Knowledge Management has been a hot topic for awhile, especially in the Government and in light of open data and data driven metrics for decision making. This all sounds great, but more than once, I have been asked to translate all this jargony speak into human speak. What is knowledge management and what does it look like?

Instead of giving you definitions, I want to walk you through the knowledge management process, from the perspective of a normal organization. But before we start, think to yourself, "What is the purpose of knowledge management? Keep that answer in mind as we walk through.

Step 1: Generate

Companies generate (create, locate, improve) data, through meetings, calls, evaluations, reports, trips, surveys, twitter posts, conferences, pretty much everything they do.

Step 2: Capture

Some of that data is captured as information sometimes formally in reports, documents, and databases, other times informally in email inboxes, community of practice discussions, notes, and in memories of conversations in the hallway.

Step 3: Archive

Official information is archived, such as categorized in libraries, filing systems, and databases.

Step 4: Find and Step 5: Inform

However, to turn that information to knowledge, the information first has to be FOUND and second, it has to be used to INFORM new decisions.

Much of the time, to make the information useful to inform new decisions outside the original context, someone has to perform an analysis.
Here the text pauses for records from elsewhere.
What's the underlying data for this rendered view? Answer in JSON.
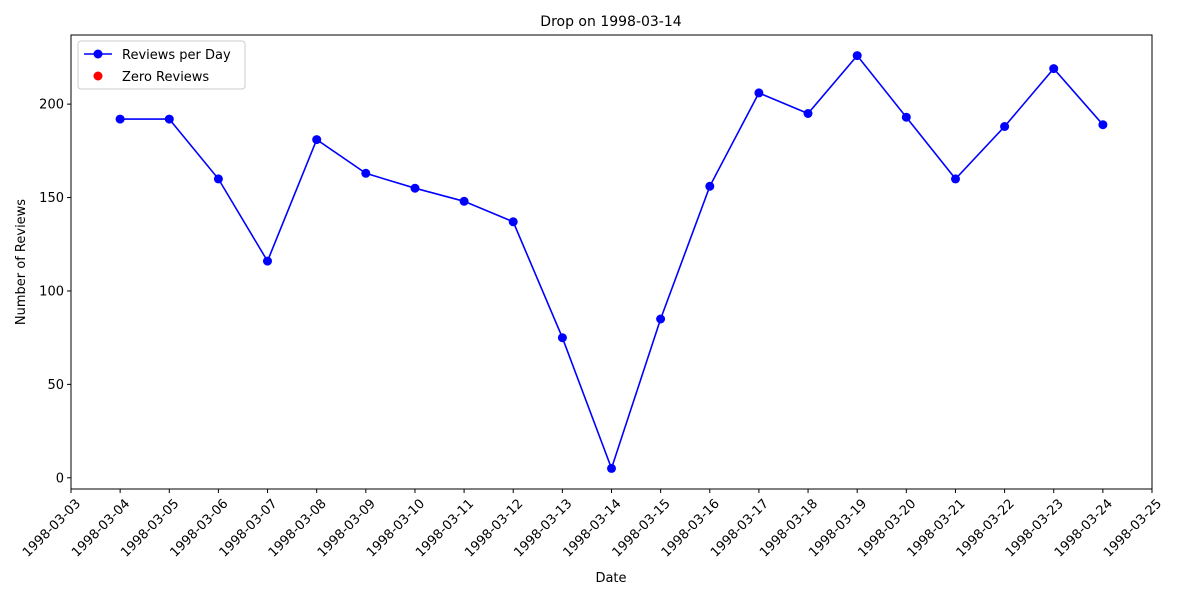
{
  "chart_data": {
    "type": "line",
    "title": "Drop on 1998-03-14",
    "xlabel": "Date",
    "ylabel": "Number of Reviews",
    "x_ticks": [
      "1998-03-03",
      "1998-03-04",
      "1998-03-05",
      "1998-03-06",
      "1998-03-07",
      "1998-03-08",
      "1998-03-09",
      "1998-03-10",
      "1998-03-11",
      "1998-03-12",
      "1998-03-13",
      "1998-03-14",
      "1998-03-15",
      "1998-03-16",
      "1998-03-17",
      "1998-03-18",
      "1998-03-19",
      "1998-03-20",
      "1998-03-21",
      "1998-03-22",
      "1998-03-23",
      "1998-03-24",
      "1998-03-25"
    ],
    "xlim": [
      "1998-03-03",
      "1998-03-25"
    ],
    "ylim": [
      -6,
      237
    ],
    "y_ticks": [
      0,
      50,
      100,
      150,
      200
    ],
    "grid": false,
    "legend_position": "top-left",
    "series": [
      {
        "name": "Reviews per Day",
        "color": "#0000ff",
        "marker": "circle",
        "x": [
          "1998-03-04",
          "1998-03-05",
          "1998-03-06",
          "1998-03-07",
          "1998-03-08",
          "1998-03-09",
          "1998-03-10",
          "1998-03-11",
          "1998-03-12",
          "1998-03-13",
          "1998-03-14",
          "1998-03-15",
          "1998-03-16",
          "1998-03-17",
          "1998-03-18",
          "1998-03-19",
          "1998-03-20",
          "1998-03-21",
          "1998-03-22",
          "1998-03-23",
          "1998-03-24"
        ],
        "values": [
          192,
          192,
          160,
          116,
          181,
          163,
          155,
          148,
          137,
          75,
          5,
          85,
          156,
          206,
          195,
          226,
          193,
          160,
          188,
          219,
          189
        ]
      },
      {
        "name": "Zero Reviews",
        "color": "#ff0000",
        "marker": "circle",
        "x": [],
        "values": []
      }
    ]
  }
}
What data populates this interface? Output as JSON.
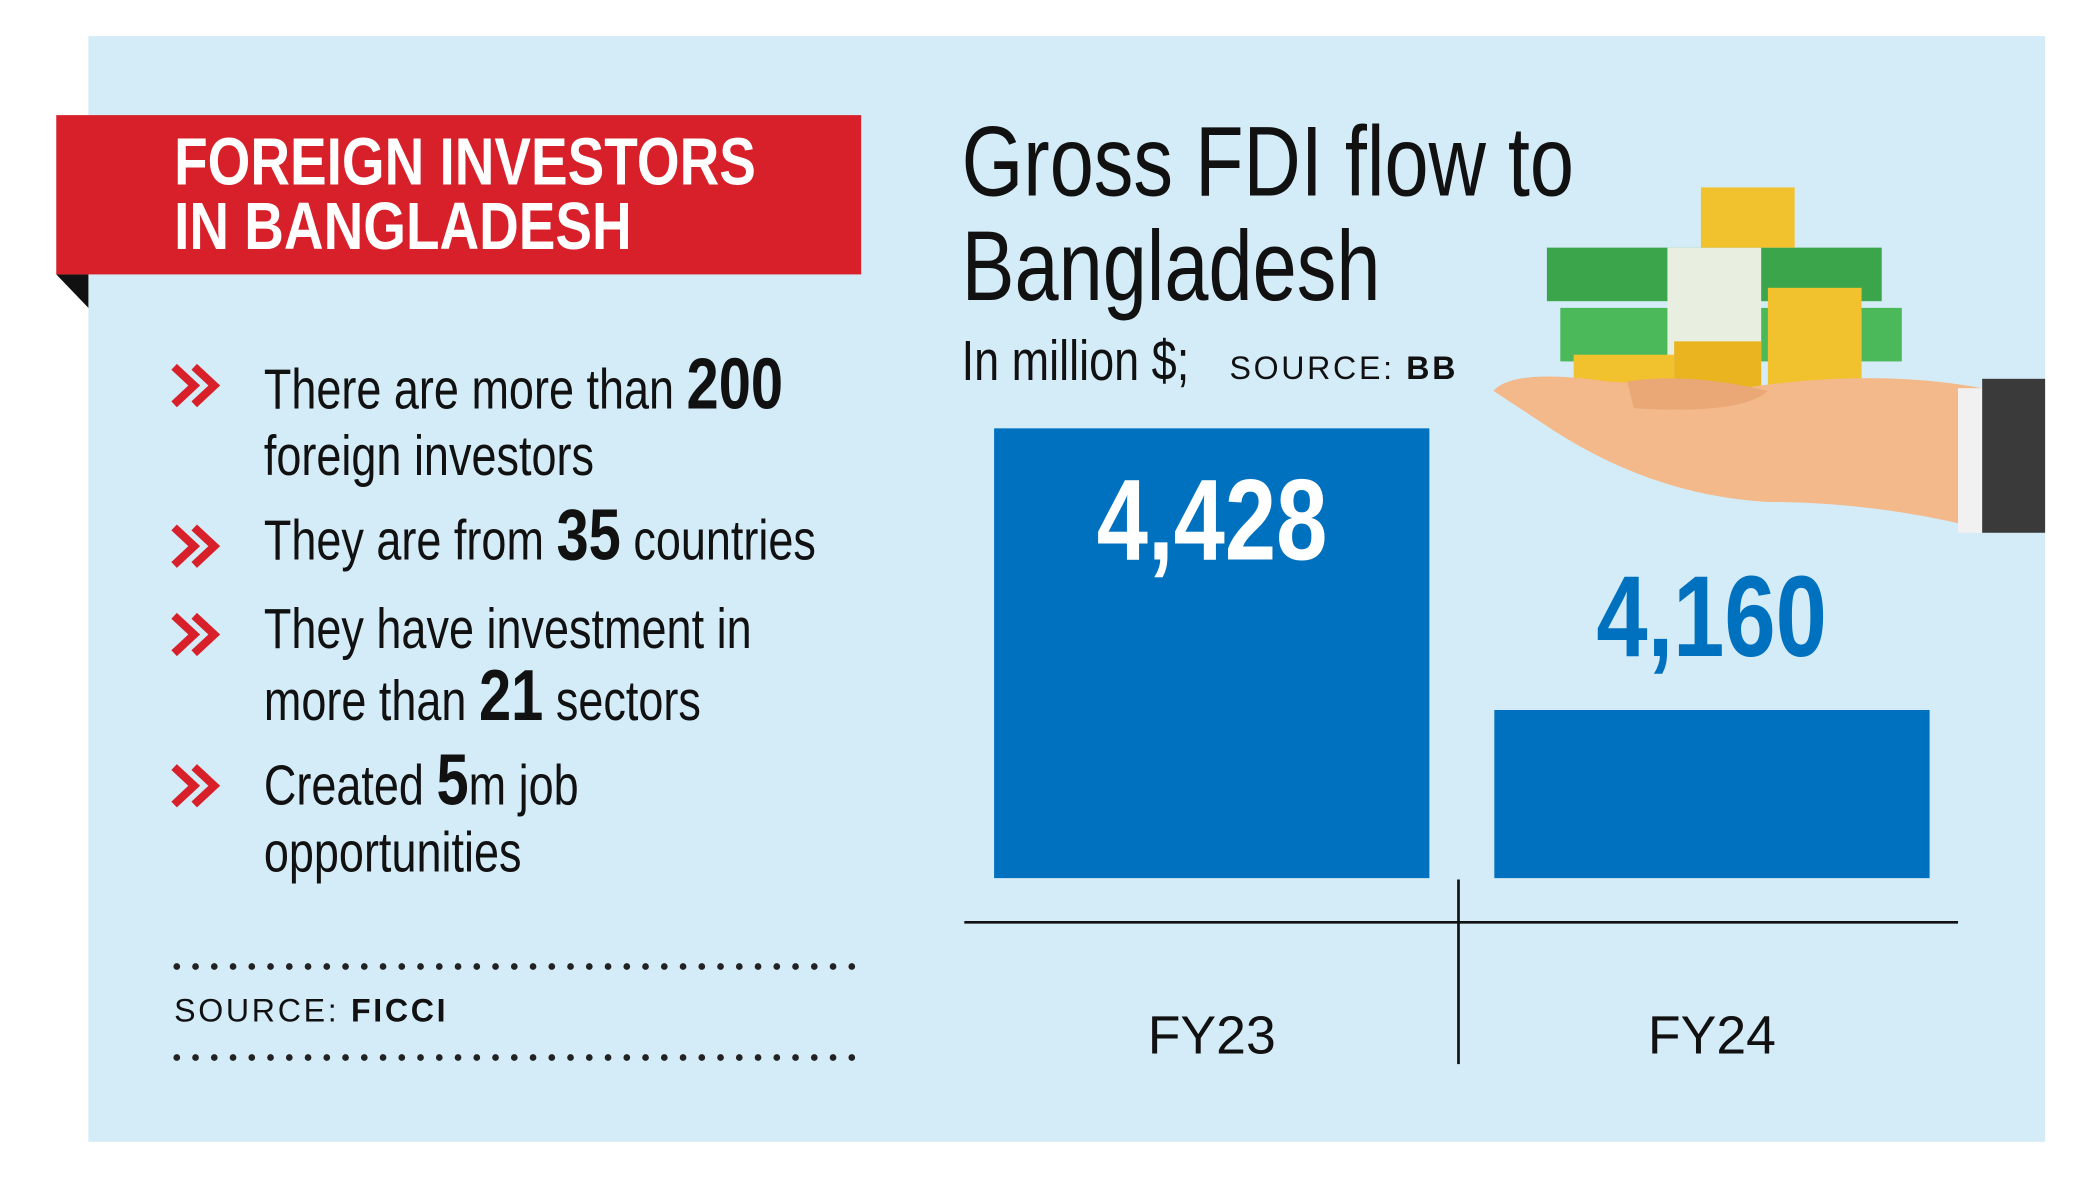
{
  "panel": {
    "banner": "FOREIGN INVESTORS\nIN BANGLADESH",
    "bullets": [
      [
        {
          "text": "There are more than "
        },
        {
          "text": "200",
          "bold": true
        },
        {
          "text": "\nforeign investors"
        }
      ],
      [
        {
          "text": "They are from "
        },
        {
          "text": "35",
          "bold": true
        },
        {
          "text": " countries"
        }
      ],
      [
        {
          "text": "They have investment in\nmore than "
        },
        {
          "text": "21",
          "bold": true
        },
        {
          "text": " sectors"
        }
      ],
      [
        {
          "text": "Created "
        },
        {
          "text": "5",
          "bold": true
        },
        {
          "text": "m job\nopportunities"
        }
      ]
    ],
    "source_label": "SOURCE:",
    "source": "FICCI"
  },
  "chart_data": {
    "type": "bar",
    "title": "Gross FDI flow to\nBangladesh",
    "subtitle": "In million $;",
    "source_label": "SOURCE:",
    "source": "BB",
    "categories": [
      "FY23",
      "FY24"
    ],
    "values": [
      4428,
      4160
    ],
    "value_labels": [
      "4,428",
      "4,160"
    ],
    "color": "#0071bf",
    "ylim": [
      4000,
      4428
    ]
  }
}
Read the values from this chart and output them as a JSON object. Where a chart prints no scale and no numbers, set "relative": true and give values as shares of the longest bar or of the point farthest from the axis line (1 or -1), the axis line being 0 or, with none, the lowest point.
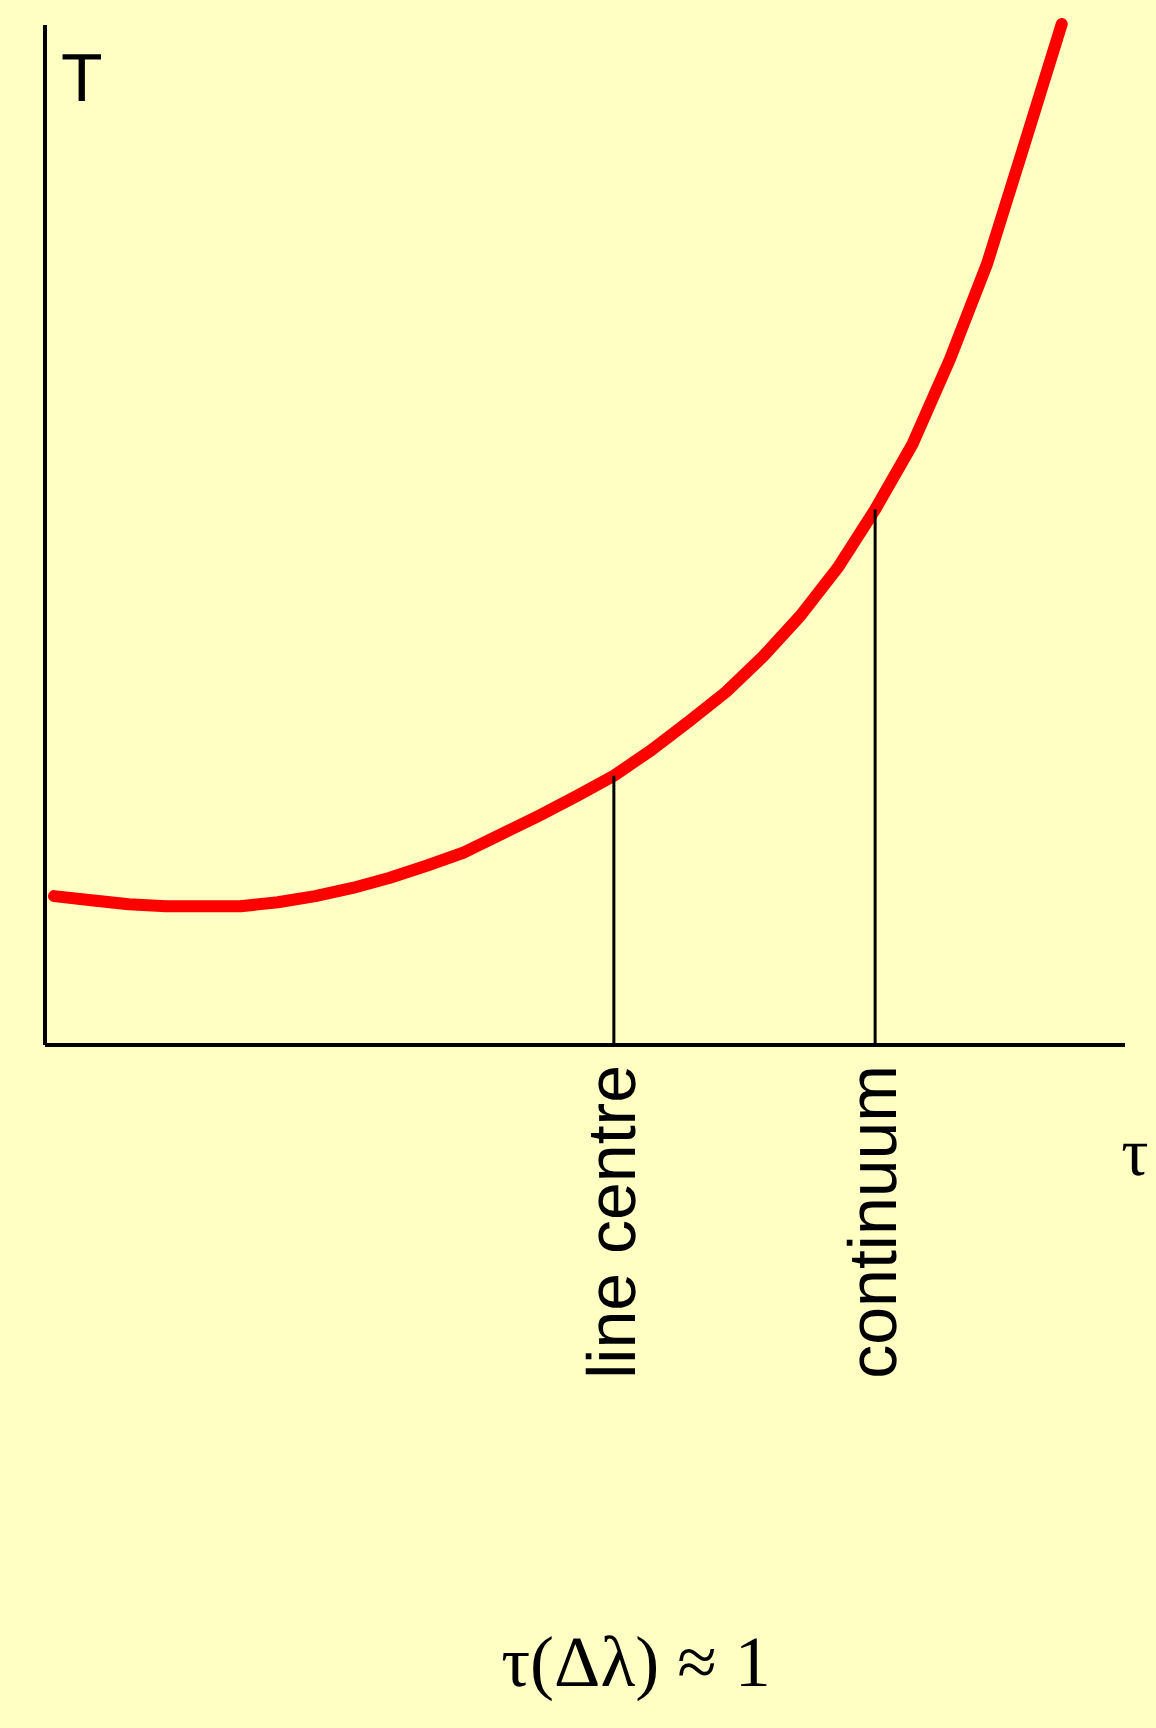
{
  "chart_data": {
    "type": "line",
    "relative": true,
    "categories": [
      null,
      null,
      null,
      null,
      null,
      null,
      null,
      null,
      null,
      null,
      null,
      null,
      null,
      null,
      null,
      "line centre",
      null,
      null,
      null,
      null,
      null,
      null,
      "continuum",
      null,
      null,
      null,
      null,
      null
    ],
    "series": [
      {
        "color": "#ff0000",
        "values": [
          0.145,
          0.141,
          0.137,
          0.135,
          0.135,
          0.135,
          0.139,
          0.145,
          0.153,
          0.163,
          0.175,
          0.188,
          0.206,
          0.224,
          0.243,
          0.263,
          0.288,
          0.316,
          0.345,
          0.38,
          0.42,
          0.467,
          0.524,
          0.588,
          0.671,
          0.765,
          0.882,
          1.0
        ]
      },
      {
        "type": "bar",
        "color": "#000000",
        "values": [
          null,
          null,
          null,
          null,
          null,
          null,
          null,
          null,
          null,
          null,
          null,
          null,
          null,
          null,
          null,
          0.263,
          null,
          null,
          null,
          null,
          null,
          null,
          0.524,
          null,
          null,
          null,
          null,
          null
        ]
      }
    ],
    "xlabel": "τ",
    "ylabel": "T",
    "annotations": [
      "τ(Δλ) ≈ 1"
    ]
  }
}
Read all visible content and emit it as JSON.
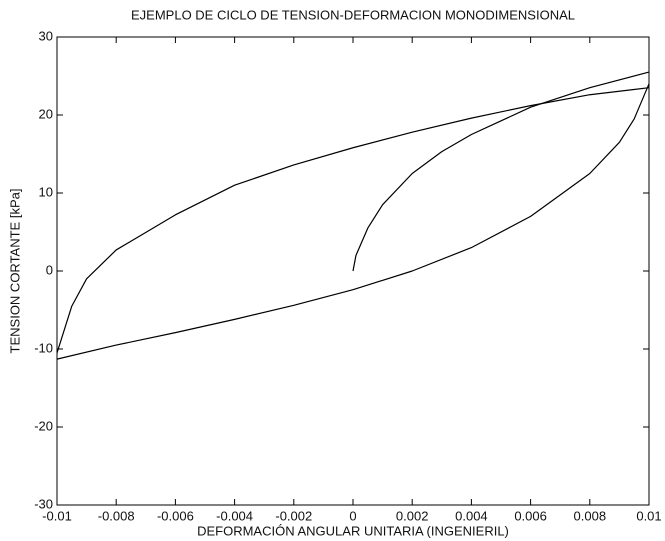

This analysis step is only possible if the data and information are available through the previous steps. 

Companies can do a lot to make this analysis easier and more accessible through structuring and formatting their KM systems (such as through dashboards, mapping, and visualizations) using open data standards. 


Knowledge management is about creating systems to allow the generation, capture and archival of data and information, so that it can be efficiently found and used to inform.

The more people unconnected directly to the person who generated the information who can find and use it to inform their decisions, the healthier the system.